I walk a fine line too, but I do not have the ability to rest. I can't, for one, because the painful ramifications for that period of resting, not moving for a day, takes several days to recover from. Not working out at a gym on Sundays, much less sitting for 3 hours at church takes until Wednesday/Thursday to finally regain my functionality. I am doing great on Friday and Saturday (I work out 5-6 days per week) and then Sunday sets me back again. Counter intuitive, I know, but it's what I work with around here.

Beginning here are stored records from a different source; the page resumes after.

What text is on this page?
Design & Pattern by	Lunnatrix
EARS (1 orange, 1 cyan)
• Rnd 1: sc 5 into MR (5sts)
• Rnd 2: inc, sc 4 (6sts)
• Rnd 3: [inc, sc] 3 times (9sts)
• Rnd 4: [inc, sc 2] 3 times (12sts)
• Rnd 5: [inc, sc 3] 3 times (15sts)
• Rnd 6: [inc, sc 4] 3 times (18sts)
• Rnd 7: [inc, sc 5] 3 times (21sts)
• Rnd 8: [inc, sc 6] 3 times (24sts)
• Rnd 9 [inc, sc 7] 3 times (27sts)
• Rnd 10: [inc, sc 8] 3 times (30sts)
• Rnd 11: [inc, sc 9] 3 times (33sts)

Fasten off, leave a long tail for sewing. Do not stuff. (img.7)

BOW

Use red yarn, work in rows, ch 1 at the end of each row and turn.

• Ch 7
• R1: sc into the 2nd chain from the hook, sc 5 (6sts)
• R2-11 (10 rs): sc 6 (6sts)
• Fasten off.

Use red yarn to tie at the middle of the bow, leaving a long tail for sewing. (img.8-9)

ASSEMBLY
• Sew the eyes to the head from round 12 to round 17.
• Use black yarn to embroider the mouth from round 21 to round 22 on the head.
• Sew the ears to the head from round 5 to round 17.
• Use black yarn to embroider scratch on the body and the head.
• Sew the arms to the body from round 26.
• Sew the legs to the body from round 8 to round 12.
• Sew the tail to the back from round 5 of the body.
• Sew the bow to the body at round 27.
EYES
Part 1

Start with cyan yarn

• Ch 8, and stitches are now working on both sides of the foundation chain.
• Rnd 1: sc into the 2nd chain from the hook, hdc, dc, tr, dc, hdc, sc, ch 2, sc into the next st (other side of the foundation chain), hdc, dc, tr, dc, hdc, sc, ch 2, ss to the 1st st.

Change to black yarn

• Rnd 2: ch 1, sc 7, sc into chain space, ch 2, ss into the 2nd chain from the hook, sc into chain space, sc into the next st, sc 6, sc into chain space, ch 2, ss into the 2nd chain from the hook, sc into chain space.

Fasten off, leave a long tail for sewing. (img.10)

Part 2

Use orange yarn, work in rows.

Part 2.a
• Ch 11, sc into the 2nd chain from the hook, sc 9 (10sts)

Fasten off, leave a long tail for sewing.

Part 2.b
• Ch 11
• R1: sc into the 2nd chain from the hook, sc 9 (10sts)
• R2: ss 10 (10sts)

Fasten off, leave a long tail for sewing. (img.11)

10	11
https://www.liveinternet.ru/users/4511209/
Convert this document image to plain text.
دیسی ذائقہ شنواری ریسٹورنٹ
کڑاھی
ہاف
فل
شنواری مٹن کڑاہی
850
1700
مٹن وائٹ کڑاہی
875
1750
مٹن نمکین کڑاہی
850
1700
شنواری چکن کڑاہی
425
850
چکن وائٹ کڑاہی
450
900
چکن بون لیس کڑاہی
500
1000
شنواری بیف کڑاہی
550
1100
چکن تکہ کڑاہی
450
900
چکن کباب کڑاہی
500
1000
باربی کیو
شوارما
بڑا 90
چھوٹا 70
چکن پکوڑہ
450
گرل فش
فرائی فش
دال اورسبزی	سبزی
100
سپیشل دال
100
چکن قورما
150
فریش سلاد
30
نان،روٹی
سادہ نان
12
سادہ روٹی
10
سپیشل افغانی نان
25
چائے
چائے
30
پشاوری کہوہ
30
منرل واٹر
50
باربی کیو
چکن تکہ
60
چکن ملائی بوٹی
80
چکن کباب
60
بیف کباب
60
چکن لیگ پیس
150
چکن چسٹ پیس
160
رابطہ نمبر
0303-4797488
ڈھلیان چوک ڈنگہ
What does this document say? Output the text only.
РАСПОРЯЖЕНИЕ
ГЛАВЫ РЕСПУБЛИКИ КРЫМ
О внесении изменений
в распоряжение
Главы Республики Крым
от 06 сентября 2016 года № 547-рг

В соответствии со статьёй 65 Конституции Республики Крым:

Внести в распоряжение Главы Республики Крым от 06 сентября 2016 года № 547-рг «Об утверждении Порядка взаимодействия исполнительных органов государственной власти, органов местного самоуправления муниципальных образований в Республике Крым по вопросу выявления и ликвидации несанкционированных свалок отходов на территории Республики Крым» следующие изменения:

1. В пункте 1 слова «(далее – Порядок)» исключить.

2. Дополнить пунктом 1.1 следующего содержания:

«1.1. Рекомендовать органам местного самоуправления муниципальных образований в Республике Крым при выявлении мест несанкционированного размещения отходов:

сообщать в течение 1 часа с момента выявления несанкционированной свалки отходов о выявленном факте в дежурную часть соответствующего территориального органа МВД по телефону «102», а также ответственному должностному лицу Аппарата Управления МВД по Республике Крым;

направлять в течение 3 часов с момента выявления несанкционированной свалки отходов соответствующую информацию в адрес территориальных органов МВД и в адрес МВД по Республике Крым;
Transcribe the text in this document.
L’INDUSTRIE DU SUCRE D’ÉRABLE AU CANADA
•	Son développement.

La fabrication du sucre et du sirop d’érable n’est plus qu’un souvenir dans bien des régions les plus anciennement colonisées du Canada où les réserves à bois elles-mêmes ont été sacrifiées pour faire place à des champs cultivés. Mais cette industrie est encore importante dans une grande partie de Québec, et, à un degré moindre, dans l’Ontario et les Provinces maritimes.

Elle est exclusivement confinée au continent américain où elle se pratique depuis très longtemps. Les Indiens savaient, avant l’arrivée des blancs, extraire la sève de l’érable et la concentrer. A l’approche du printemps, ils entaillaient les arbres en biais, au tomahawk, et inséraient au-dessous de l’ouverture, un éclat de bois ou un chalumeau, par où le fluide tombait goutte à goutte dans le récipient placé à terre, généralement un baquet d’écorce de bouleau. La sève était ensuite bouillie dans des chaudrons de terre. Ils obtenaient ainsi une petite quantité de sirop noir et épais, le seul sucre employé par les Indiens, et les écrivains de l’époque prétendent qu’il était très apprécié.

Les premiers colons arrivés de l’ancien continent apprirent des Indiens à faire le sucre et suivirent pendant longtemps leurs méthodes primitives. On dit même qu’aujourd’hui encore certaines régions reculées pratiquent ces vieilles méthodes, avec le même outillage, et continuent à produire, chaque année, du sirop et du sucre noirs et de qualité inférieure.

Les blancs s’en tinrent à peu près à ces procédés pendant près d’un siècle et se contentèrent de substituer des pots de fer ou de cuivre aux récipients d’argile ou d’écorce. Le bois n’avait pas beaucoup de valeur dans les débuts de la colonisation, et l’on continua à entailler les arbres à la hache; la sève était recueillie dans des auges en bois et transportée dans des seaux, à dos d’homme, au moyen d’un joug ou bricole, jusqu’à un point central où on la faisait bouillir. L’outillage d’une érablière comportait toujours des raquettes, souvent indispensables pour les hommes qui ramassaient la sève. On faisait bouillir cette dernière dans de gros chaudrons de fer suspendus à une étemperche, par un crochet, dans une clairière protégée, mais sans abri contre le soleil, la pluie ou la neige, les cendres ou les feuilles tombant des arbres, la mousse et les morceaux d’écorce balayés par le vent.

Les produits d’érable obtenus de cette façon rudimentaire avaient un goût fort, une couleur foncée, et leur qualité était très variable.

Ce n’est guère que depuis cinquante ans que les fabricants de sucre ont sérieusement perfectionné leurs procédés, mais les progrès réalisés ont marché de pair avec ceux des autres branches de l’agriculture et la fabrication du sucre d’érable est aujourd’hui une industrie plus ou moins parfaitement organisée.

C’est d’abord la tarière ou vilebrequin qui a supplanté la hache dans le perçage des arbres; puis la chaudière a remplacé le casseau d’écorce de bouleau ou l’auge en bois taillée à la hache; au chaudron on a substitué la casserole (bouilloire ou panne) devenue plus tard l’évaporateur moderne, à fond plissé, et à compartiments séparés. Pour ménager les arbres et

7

I wonder if I worked less, if viewed parenting more passively, if I reduce my children's activities that maybe I would stop living at a 4 every day and have fewer 8 level days, but I fear that as my disease progresses, I will become less engaged 5 years or 10 years down the line. I have to live now because I don't know what the future looks like. I'm not going to die, just be less mobile and more miserable.

So I look at my life and think I am frenetically moving. But I fear I will not have the abilities I do have in my future and my opportunity to mother my children is running out right now.

I look at my children and know I have x number of years left, x numbers of Christmases, x hours or minutes before I send them off into an adult world. Time. It's rushing by. I don't have time for pain. So I take the pill(s) and hope for medical knowledge to improve.

A faulty brain sending pain signals all the time is hard to manage. I wish I had a story or two to cite as the reason I struggle. I envy your (albeit, not in any way to diminish your experiences at all) stories of surviving accidents and injuries. I have no explanations than my brain is flat out lying. So I take the medication that tells it to shut up, even if it's only for a few hours at a time.

Though I do long for a slower pace too.